Je suis désolé(e) que Chez Jean vous évoque ce genre de souvenir. Votre histoire, m'a touché, et je dois avouer que je n'ai pas pu m'empêcher de regarder tous les Polaroïds un à un, en passant dans le petit café, dernièrement. Je me suis dit que peut-être, je verrais une de vos photos. Je me doutes bien que c'est stupide, puisque tous les ans, ils les rangent dans des albums pour laisser place aux nouvelles. Alors j'ai épluché les livres d'il y a plus de dix ans. Bien évidemment, si je ne vous ai pas reconnu, puisque je n'ai aucun moyen autre que mon imagination pour vous dessiner un visage, je me suis amusé plusieurs fois face à me dire face à certaines photos "Tiens, et si c'était Sylvie".

Emilia, la gérante depuis des années, est passée me voir, et quand elle a compris que je m'interessais aux différents albums, elle m'a pausé des questions. Rien d'intrusifs, et même si ça l'avait été, sa gentillesse pousserait n'importe qui à se confier à elle. Elle me connaît, elle m'a vu évoluer depuis des années. Elle m'a également fait remarqué que j'avais fait du chemin.

"Tu sais, m'a-t-elle dit, je me souviens de toi, quand tu avais onze ans, que tu t'asseyais et que tu commandais un chocolat chaud. Je te voyais mal à l'aise avec tout. Tu regardais toujours ton père, comme si tu avais peur, que tu ne comprenais pas. Ça me faisait de la peine de te voir si mal. Et puis, un jour, vers tes quinze ans, tu es venu avec du vernis à ongle. Ce n'était rien, personne ne le remarquait, mais la peinture bleue au bout de tes doigts témoignait que tu commençais enfin à t'autoriser à vivre, à être toi-même. Plus tard, tu es venu complètement maquillé, et avec toi, il y avait ce garçon. Tu lui souriais, et même si au début vos échanges étaient très discrets, on sentait qu'il y avait quelque chose. Et puis, au fur et à mesure, tu t'es de plus en plus accepté, et même quand tu étais avec tes amis, tu te maquillais et te vernissais les ongles. Tu étais resplendissant. Je sais ce qui est arrivé à ton petit copain, et je te présente toutes mes condoléances. Sache que depuis qu'il n'est plus là, je vois bien que tu te rejettes et que tu vas mal, ce que je comprenda. Tu ne te maquilles presque plus. Peut-être devrais-tu réessayer le vernis à ongle, et repartir à la découverte de toi-même."
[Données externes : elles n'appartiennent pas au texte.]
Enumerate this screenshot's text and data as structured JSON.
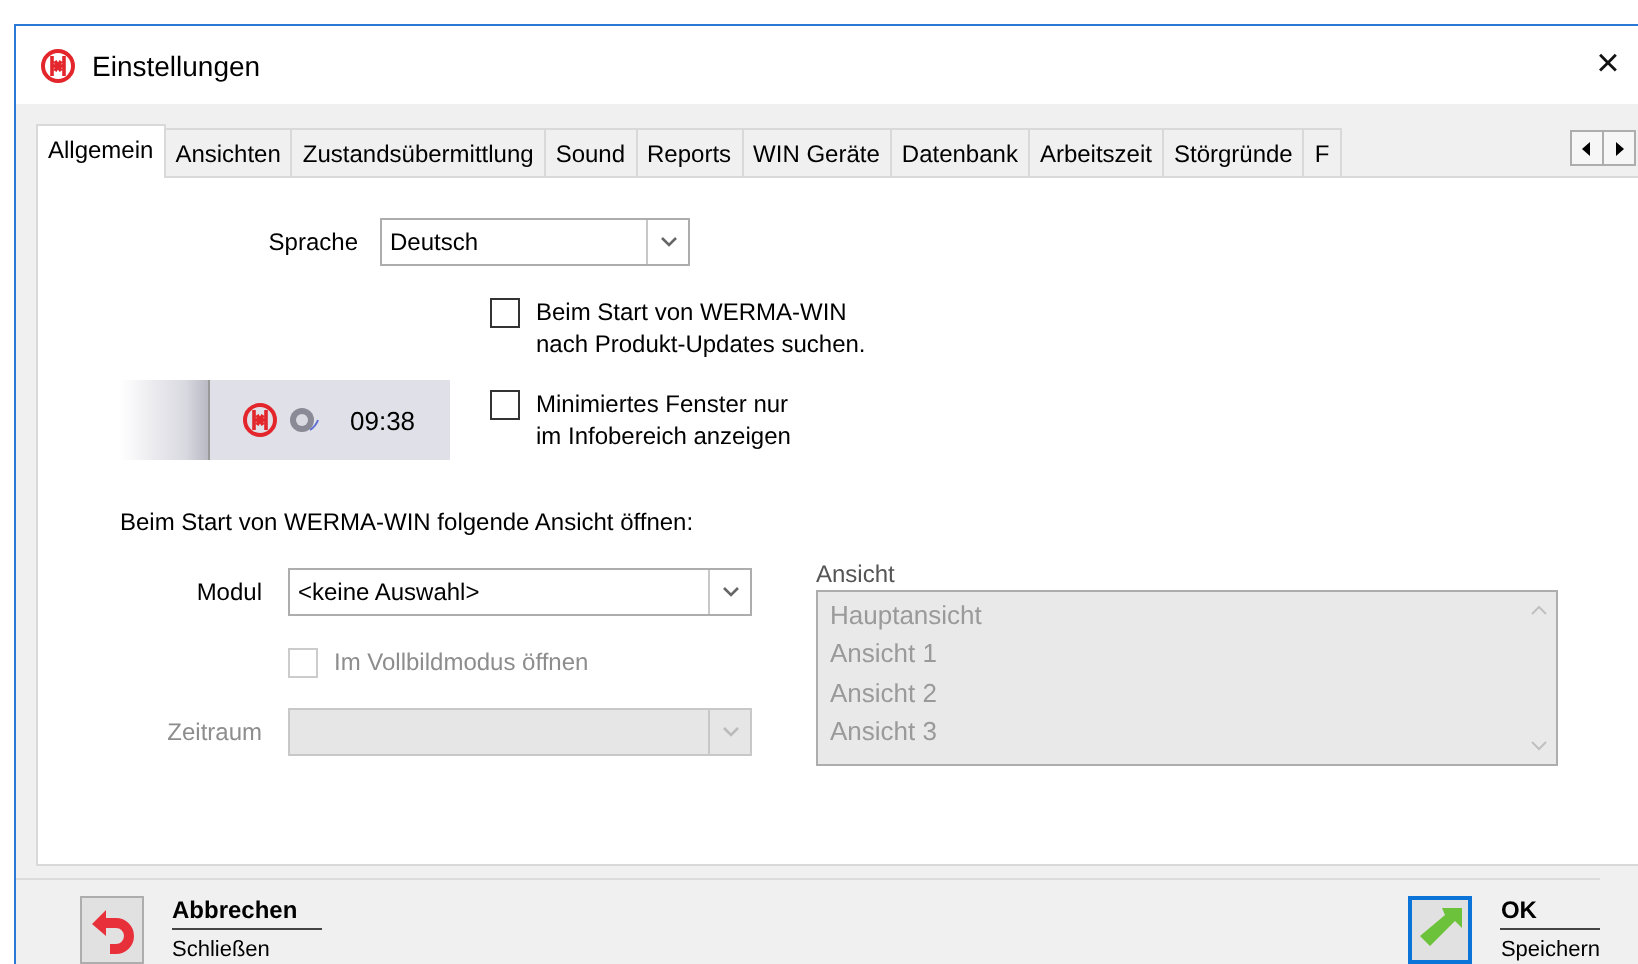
{
  "window": {
    "title": "Einstellungen",
    "close": "×"
  },
  "tabs": [
    {
      "label": "Allgemein",
      "selected": true
    },
    {
      "label": "Ansichten",
      "selected": false
    },
    {
      "label": "Zustandsübermittlung",
      "selected": false
    },
    {
      "label": "Sound",
      "selected": false
    },
    {
      "label": "Reports",
      "selected": false
    },
    {
      "label": "WIN Geräte",
      "selected": false
    },
    {
      "label": "Datenbank",
      "selected": false
    },
    {
      "label": "Arbeitszeit",
      "selected": false
    },
    {
      "label": "Störgründe",
      "selected": false
    },
    {
      "label": "F",
      "selected": false
    }
  ],
  "language": {
    "label": "Sprache",
    "value": "Deutsch"
  },
  "update_check": {
    "label": "Beim Start von WERMA-WIN\nnach Produkt-Updates suchen.",
    "checked": false
  },
  "tray_preview": {
    "time": "09:38"
  },
  "tray_only": {
    "label": "Minimiertes Fenster nur\nim Infobereich anzeigen",
    "checked": false
  },
  "startup_heading": "Beim Start von WERMA-WIN folgende Ansicht öffnen:",
  "module": {
    "label": "Modul",
    "value": "<keine Auswahl>",
    "disabled": false
  },
  "fullscreen": {
    "label": "Im Vollbildmodus öffnen",
    "checked": false,
    "disabled": true
  },
  "period": {
    "label": "Zeitraum",
    "disabled": true
  },
  "view": {
    "label": "Ansicht",
    "disabled": true,
    "items": [
      "Hauptansicht",
      "Ansicht 1",
      "Ansicht 2",
      "Ansicht 3"
    ]
  },
  "buttons": [
    {
      "kind": "cancel",
      "label": "Abbrechen",
      "sublabel": "Schließen",
      "focused": false
    },
    {
      "kind": "ok",
      "label": "OK",
      "sublabel": "Speichern",
      "focused": true
    }
  ]
}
Et là dessus, elle a posé mon chocolat. Elle allait repartir, mais j'ai commencé à lui parler de vous. Ça m'a surpris, qu'elle se souvienne du temps où vous veniez. Alors, je me suis confiée à elle sur nos échanges. Elle a eu de la peine pour vous, et à trouvé triste que vous ne gardiez comme souvenir de "Chez Jean" plus celui d'une rupture. Je ne lui ai pas parlé de votre enfant, je sais que c'est beaucoup trop personnel.

Nous avons continué à discuter un moment, avant qu'elle ne retourne faite son service. À la fin de notre échange, elle m'a suggéré une chose, et j'ai trouvé l'idée bonne.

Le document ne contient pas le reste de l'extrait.